Stephen R. Cochell
Expunctions and Nondisclosures
Expunctions and Orders of Non-Disclosure
A mistaken arrest or a completed deferred adjudication may be preventing you from getting a job in your desired career. Despite the fact that criminal charges may have been dropped, wrongfully arrested or indicted, or completed deferred adjudication, background checks will show potential employers your criminal history. Because background checks are becoming more and more common among employers, it is critical to remove criminal history that may prevent you from getting a good job and to clear your good name.
Do I qualify for an Expunction or an Order of Non-Disclosure?
If you have successfully completed deferred adjudication for a crime then you may qualify for an Order of Non-Disclosure. This order prevents potential employers from seeing a criminal history that disqualifies you from certain jobs.
You may be entitled to an Expunction if: (1) you were arrested but never indicted by a grand jury; (2) if you completed pre-trial diversion; (3) if your case was dismissed by the District Attorney; (4) if it was no-billed by a grand jury; (5) if you were found not guilty at trial; (6) if someone else was arrested using your name; or (6) if you were convicted but later pardoned.
How do I qualify for an Order of Non-Disclosure?
- You must be discharged from Deferred Adjudication, in which the court did not proceed to an adjudication of guilt as under Texas Code of Criminal Procedure, article 42.12, section 5(c).
- You cannot have committed or been convicted for an offense requiring registration as a sex offender, an offense involving family violence, murder, aggravated kidnapping, injury to a child, disabled person, or elderly, or aggravated stalking.
- You may not be convicted of any criminal offense that has the potential of jail time during the time you are on deferred adjudication (this excludes traffic tickets and other “fine only” convictions).
Any charge in which you have been placed on probation is considered a plea of guilty and therefore you are disqualified from pursuing an Order of Non-Disclosure.
Has enough time elapsed to get an Order of Non-Disclosure?
- If you committed a felony that is not an offense requiring registration as a sex offender, an offense involving family violence, murder, aggravated kidnapping, injury to a child, disabled person or elderly, or aggravated stalking, then you must wait five years from the date of successful discharge of your deferred adjudication.
- If you committed a misdemeanor that is under Texas Penal Code Section 20 (not including aggravated kidnapping), Sections 21, 22 (not including injury to a child, elderly, or disabled person), Section 25 (not including violations of bond in family violence, sex trafficking, stalking, or sexual harassment), Sections 42, or 46, then you must wait two years from the date of successful discharge of your deferred adjudication.
- All other misdemeanor offenses are immediately able to be petitioned for a non-disclosure at the discharge date of your successful deferred adjudication.
What is the effect of an Order of Non-Disclosure?
If the Court successfully grants your petition of non-disclosure, then your records are sealed from the general public, meaning general background searches by employers would not be able to find these records.

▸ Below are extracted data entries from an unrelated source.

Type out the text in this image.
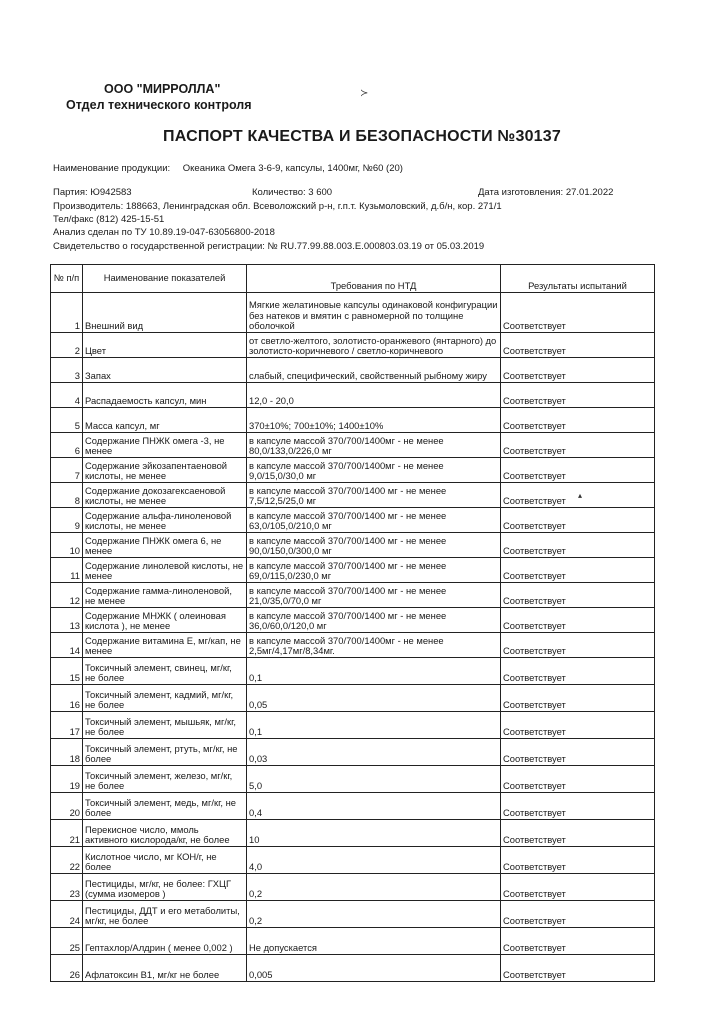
ООО "МИРРОЛЛА"
Отдел технического контроля
≻
ПАСПОРТ КАЧЕСТВА И БЕЗОПАСНОСТИ №30137
Наименование продукции: Океаника Омега 3-6-9, капсулы, 1400мг, №60 (20)
Партия: Ю942583	Количество: 3 600	Дата изготовления: 27.01.2022
Производитель: 188663, Ленинградская обл. Всеволожский р-н, г.п.т. Кузьмоловский, д.б/н, кор. 271/1
Тел/факс (812) 425-15-51
Анализ сделан по ТУ 10.89.19-047-63056800-2018
Свидетельство о государственной регистрации: № RU.77.99.88.003.Е.000803.03.19 от 05.03.2019
№ п/п	Наименование показателей	Требования по НТД	Результаты испытаний
1	Внешний вид	Мягкие желатиновые капсулы одинаковой конфигурации без натеков и вмятин с равномерной по толщине оболочкой	Соответствует
2	Цвет	от светло-желтого, золотисто-оранжевого (янтарного) до золотисто-коричневого / светло-коричневого	Соответствует
3	Запах	слабый, специфический, свойственный рыбному жиру	Соответствует
4	Распадаемость капсул, мин	12,0 - 20,0	Соответствует
5	Масса капсул, мг	370±10%; 700±10%; 1400±10%	Соответствует
6	Содержание ПНЖК омега -3, не менее	в капсуле массой 370/700/1400мг - не менее 80,0/133,0/226,0 мг	Соответствует
7	Содержание эйкозапентаеновой кислоты, не менее	в капсуле массой 370/700/1400мг - не менее 9,0/15,0/30,0 мг	Соответствует
8	Содержание докозагексаеновой кислоты, не менее	в капсуле массой 370/700/1400 мг - не менее 7,5/12,5/25,0 мг	Соответствует
9	Содержание альфа-линоленовой кислоты, не менее	в капсуле массой 370/700/1400 мг - не менее 63,0/105,0/210,0 мг	Соответствует
10	Содержание ПНЖК омега 6, не менее	в капсуле массой 370/700/1400 мг - не менее 90,0/150,0/300,0 мг	Соответствует
11	Содержание линолевой кислоты, не менее	в капсуле массой 370/700/1400 мг - не менее 69,0/115,0/230,0 мг	Соответствует
12	Содержание гамма-линоленовой, не менее	в капсуле массой 370/700/1400 мг - не менее 21,0/35,0/70,0 мг	Соответствует
13	Содержание МНЖК ( олеиновая кислота ), не менее	в капсуле массой 370/700/1400 мг - не менее 36,0/60,0/120,0 мг	Соответствует
14	Содержание витамина Е, мг/кап, не менее	в капсуле массой 370/700/1400мг - не менее 2,5мг/4,17мг/8,34мг.	Соответствует
15	Токсичный элемент, свинец, мг/кг, не более	0,1	Соответствует
16	Токсичный элемент, кадмий, мг/кг, не более	0,05	Соответствует
17	Токсичный элемент, мышьяк, мг/кг, не более	0,1	Соответствует
18	Токсичный элемент, ртуть, мг/кг, не более	0,03	Соответствует
19	Токсичный элемент, железо, мг/кг, не более	5,0	Соответствует
20	Токсичный элемент, медь, мг/кг, не более	0,4	Соответствует
21	Перекисное число, ммоль активного кислорода/кг, не более	10	Соответствует
22	Кислотное число, мг КОН/г, не более	4,0	Соответствует
23	Пестициды, мг/кг, не более: ГХЦГ (сумма изомеров )	0,2	Соответствует
24	Пестициды, ДДТ и его метаболиты, мг/кг, не более	0,2	Соответствует
25	Гептахлор/Алдрин ( менее 0,002 )	Не допускается	Соответствует
26	Афлатоксин В1, мг/кг не более	0,005	Соответствует
▴
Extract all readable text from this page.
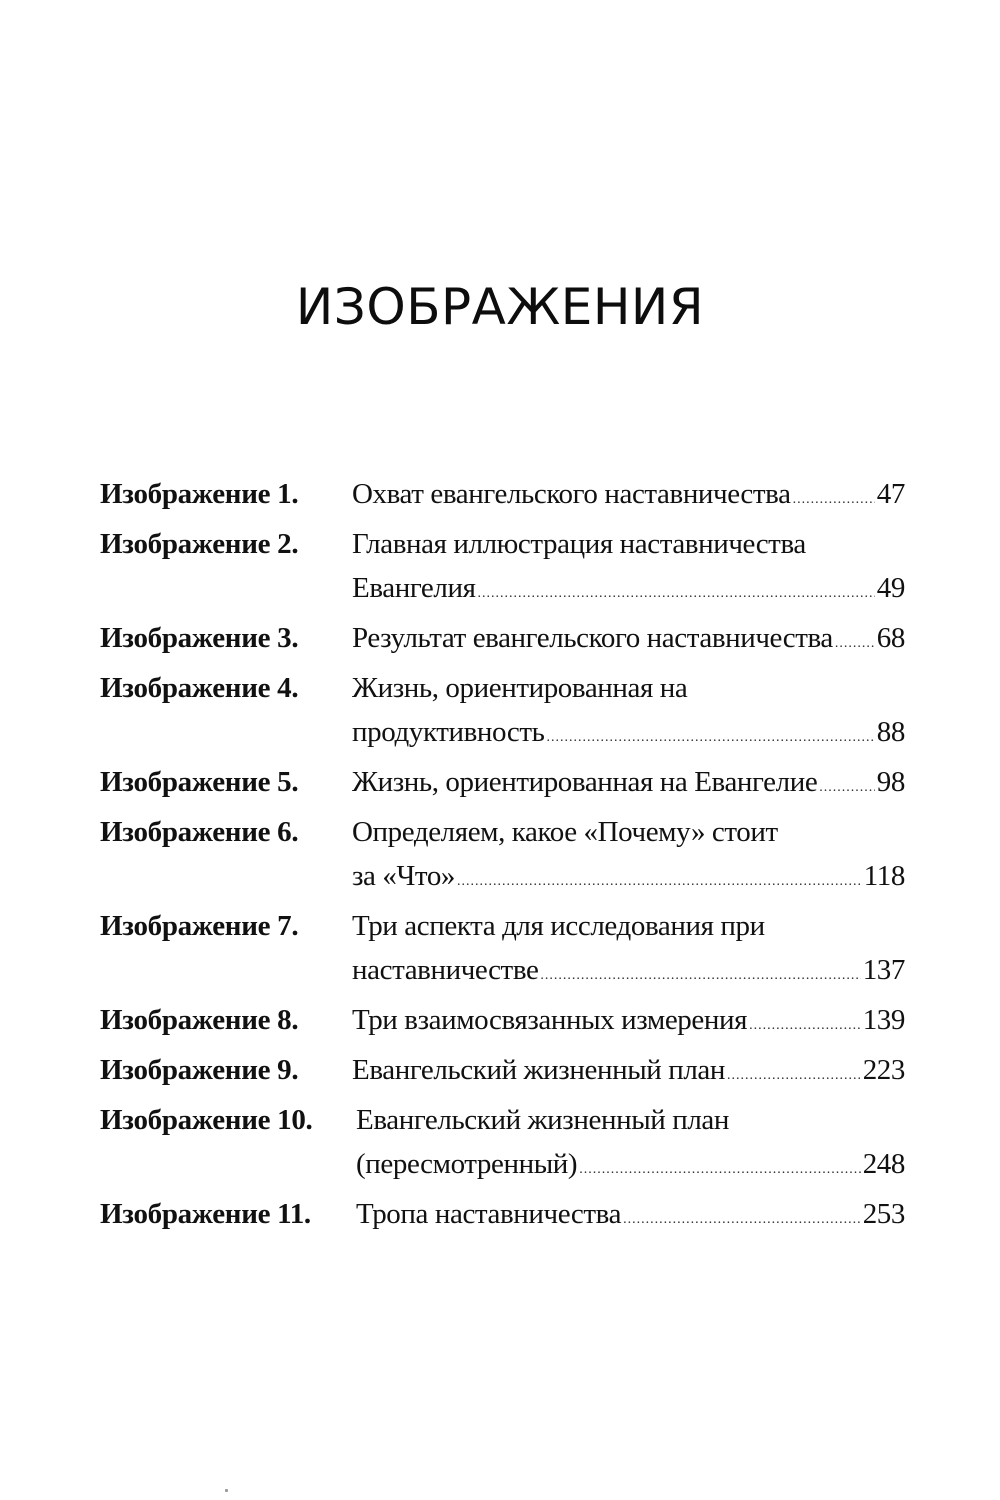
ИЗОБРАЖЕНИЯ
Изображение 1. Охват евангельского наставничества .....	47
Изображение 2. Главная иллюстрация наставничества
Евангелия .....	49
Изображение 3. Результат евангельского наставничества ..... 68
Изображение 4. Жизнь, ориентированная на
продуктивность .....	88
Изображение 5. Жизнь, ориентированная на Евангелие ..... 98
Изображение 6. Определяем, какое «Почему» стоит
за «Что» .....	118
Изображение 7. Три аспекта для исследования при
наставничестве .....	137
Изображение 8. Три взаимосвязанных измерения .....	139
Изображение 9. Евангельский жизненный план .....	223
Изображение 10. Евангельский жизненный план
(пересмотренный) .....	248
Изображение 11. Тропа наставничества .....	253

However, they are available to law enforcement and the state for licensing purposes (such as driver’s license, concealed carry, fishing and hunting, etc.).
How Do I qualify for an Expunction?
In order to qualify for an expunction you must have been charged with a crime. The crime must have been dismissed by the District Attorney’s Office. You must have been released from custody. Any other charges related to the event must not have resulted in a final conviction and are no longer pending by the District Attorney. Lastly, you cannot have agreed to a plea-bargain court-ordered community supervision, which usually results from deferred adjudication.
In sum, you can only apply for an expunction if the charge in which you are trying to get expunged was dropped, you were found to be innocent, and if there were other charges in connection with the charge you are trying to get expunged, those charges were dismissed or you were found innocent.
If you took a plea-bargain in which you received deferred adjudication for one charge and the other charge or charges were dismissed, then you cannot receive an expunction for the charge or charges that were dropped in plea-bargain.
Furthermore, you cannot have been released on a conditional discharge under former Section 481.109 of the Texas Health and Safety Code. Lastly, you cannot have been convicted of a felony in the five years preceding the date of the arrest of the charge you are trying to get expunged.
What is the effect of an Expunction?
The purpose of an expunction is to restore the person’s status as if the arrest and following charges had not occurred. An expunction deletes and destroys all records pertaining to your arrest and that specific charge or set of charges. There will be no records that it ever happened. Unlike an order of non-disclosure, all records of the event are destroyed and thus no state or federal agency will have record of the event happening. Notices to stop dissemination of your criminal records regarding the charge that has been successfully expunged will be sent to state and private entities that might be disseminating your criminal history (such as companies that provide background searches and information) to others.
If a private entity fails to comply with the Expunction Order and continues to disseminate your expunged criminal record there are remedies under the Fair Credit Reporting Act. If a state or local agency fails to comply with the Expunction Order then you may file a petition for a writ of mandamus.